The advisory said the legacy Flask server ships with authentication disabled by default. When that server is used, callers that can reach it may access /agents and trigger the configured agents.yaml workflow through /chat without a token.

The maintainers said the flaw can lead to unauthenticated enumeration of the agent file, triggering of local workflows, repeated consumption of model or API quota, and exposure of the results of PraisonAI.run() to an unauthenticated caller. The impact depends on what the operator’s agents.yaml is allowed to do.

Sysdig said the probing activity came from 146.190.133.49 and followed a scanner pattern that made two passes about eight minutes apart. The first pass checked common disclosure paths, while the second focused on AI agent surfaces, including PraisonAI.

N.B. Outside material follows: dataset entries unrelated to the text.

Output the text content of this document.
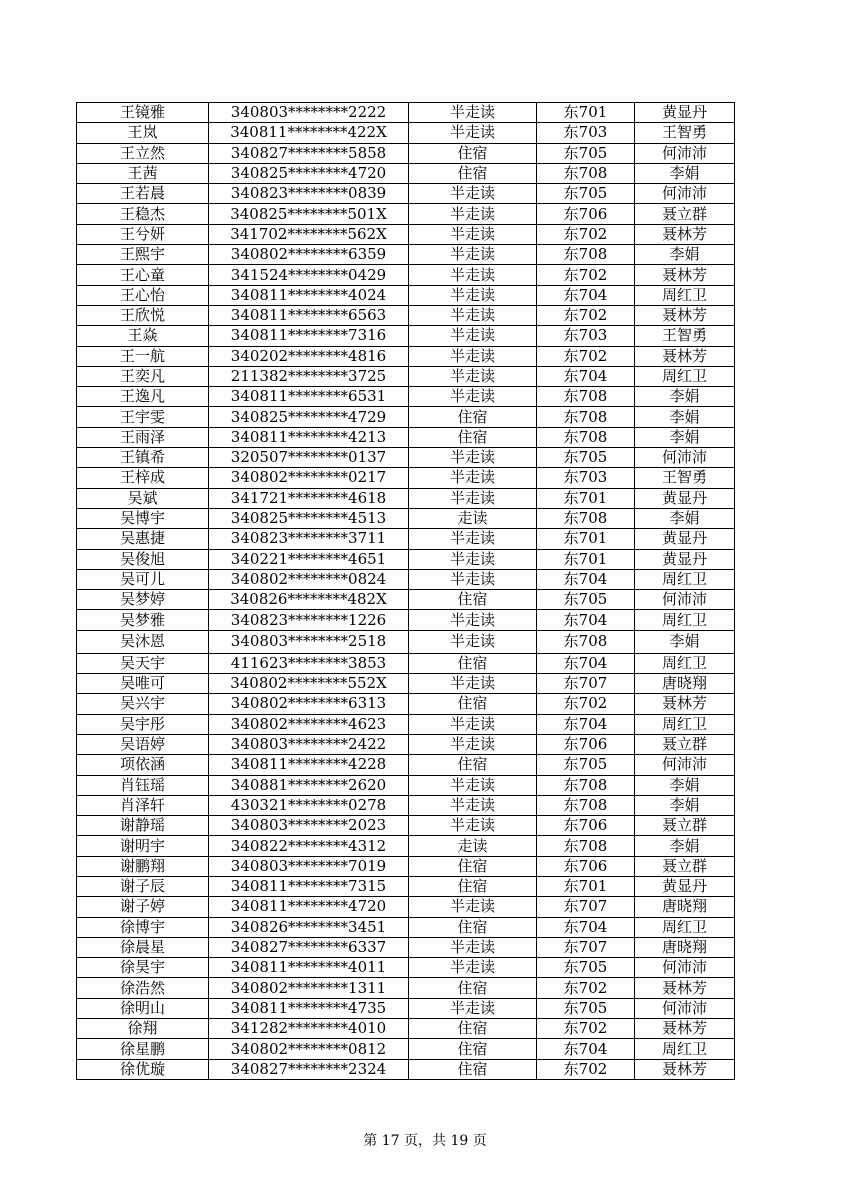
王镜雅	340803********2222	半走读	东701	黄显丹
王岚	340811********422X	半走读	东703	王智勇
王立然	340827********5858	住宿	东705	何沛沛
王茜	340825********4720	住宿	东708	李娟
王若晨	340823********0839	半走读	东705	何沛沛
王稳杰	340825********501X	半走读	东706	聂立群
王兮妍	341702********562X	半走读	东702	聂林芳
王熙宇	340802********6359	半走读	东708	李娟
王心童	341524********0429	半走读	东702	聂林芳
王心怡	340811********4024	半走读	东704	周红卫
王欣悦	340811********6563	半走读	东702	聂林芳
王焱	340811********7316	半走读	东703	王智勇
王一航	340202********4816	半走读	东702	聂林芳
王奕凡	211382********3725	半走读	东704	周红卫
王逸凡	340811********6531	半走读	东708	李娟
王宇雯	340825********4729	住宿	东708	李娟
王雨泽	340811********4213	住宿	东708	李娟
王镇希	320507********0137	半走读	东705	何沛沛
王梓成	340802********0217	半走读	东703	王智勇
吴斌	341721********4618	半走读	东701	黄显丹
吴博宇	340825********4513	走读	东708	李娟
吴惠捷	340823********3711	半走读	东701	黄显丹
吴俊旭	340221********4651	半走读	东701	黄显丹
吴可儿	340802********0824	半走读	东704	周红卫
吴梦婷	340826********482X	住宿	东705	何沛沛
吴梦雅	340823********1226	半走读	东704	周红卫
吴沐恩	340803********2518	半走读	东708	李娟
吴天宇	411623********3853	住宿	东704	周红卫
吴唯可	340802********552X	半走读	东707	唐晓翔
吴兴宇	340802********6313	住宿	东702	聂林芳
吴宇彤	340802********4623	半走读	东704	周红卫
吴语婷	340803********2422	半走读	东706	聂立群
项依涵	340811********4228	住宿	东705	何沛沛
肖钰瑶	340881********2620	半走读	东708	李娟
肖泽轩	430321********0278	半走读	东708	李娟
谢静瑶	340803********2023	半走读	东706	聂立群
谢明宇	340822********4312	走读	东708	李娟
谢鹏翔	340803********7019	住宿	东706	聂立群
谢子辰	340811********7315	住宿	东701	黄显丹
谢子婷	340811********4720	半走读	东707	唐晓翔
徐博宇	340826********3451	住宿	东704	周红卫
徐晨星	340827********6337	半走读	东707	唐晓翔
徐昊宇	340811********4011	半走读	东705	何沛沛
徐浩然	340802********1311	住宿	东702	聂林芳
徐明山	340811********4735	半走读	东705	何沛沛
徐翔	341282********4010	住宿	东702	聂林芳
徐星鹏	340802********0812	住宿	东704	周红卫
徐优璇	340827********2324	住宿	东702	聂林芳
第 17 页，共 19 页
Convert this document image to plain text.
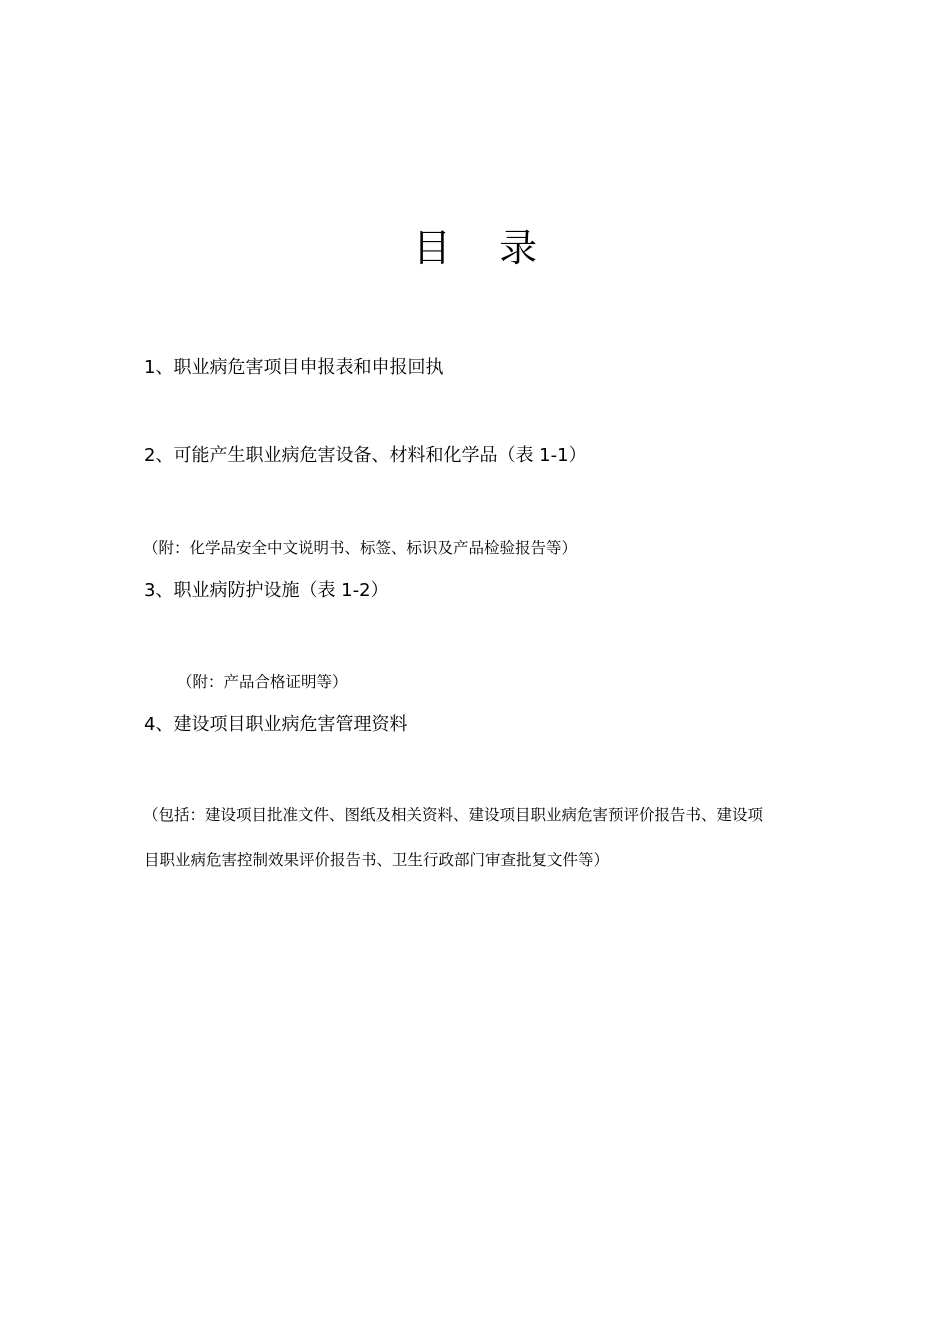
目    录
1、职业病危害项目申报表和申报回执
2、可能产生职业病危害设备、材料和化学品（表 1-1）
（附：化学品安全中文说明书、标签、标识及产品检验报告等）
3、职业病防护设施（表 1-2）
（附：产品合格证明等）
4、建设项目职业病危害管理资料
（包括：建设项目批准文件、图纸及相关资料、建设项目职业病危害预评价报告书、建设项
目职业病危害控制效果评价报告书、卫生行政部门审查批复文件等）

The report said the request that matched the flaw was a single GET /agents with no Authorization header and a User-Agent of CVE-Detector/1.0. It returned 200 OK with agent_file set to agents.yaml and a list of agents, confirming the bypass worked.

The scanner did not send a POST request to /chat during either pass, which suggests the activity was limited to checking whether the host was exposed. Users are advised to apply the patch, review deployments and check billing or credentials linked to agents.yaml for unusual activity.

WHY IT MATTERS

The case shows how quickly new flaws in AI and agent software can move from disclosure to active probing. It also highlights the risk of default authentication settings in exposed services that can reveal workflows or consume resources without a valid token.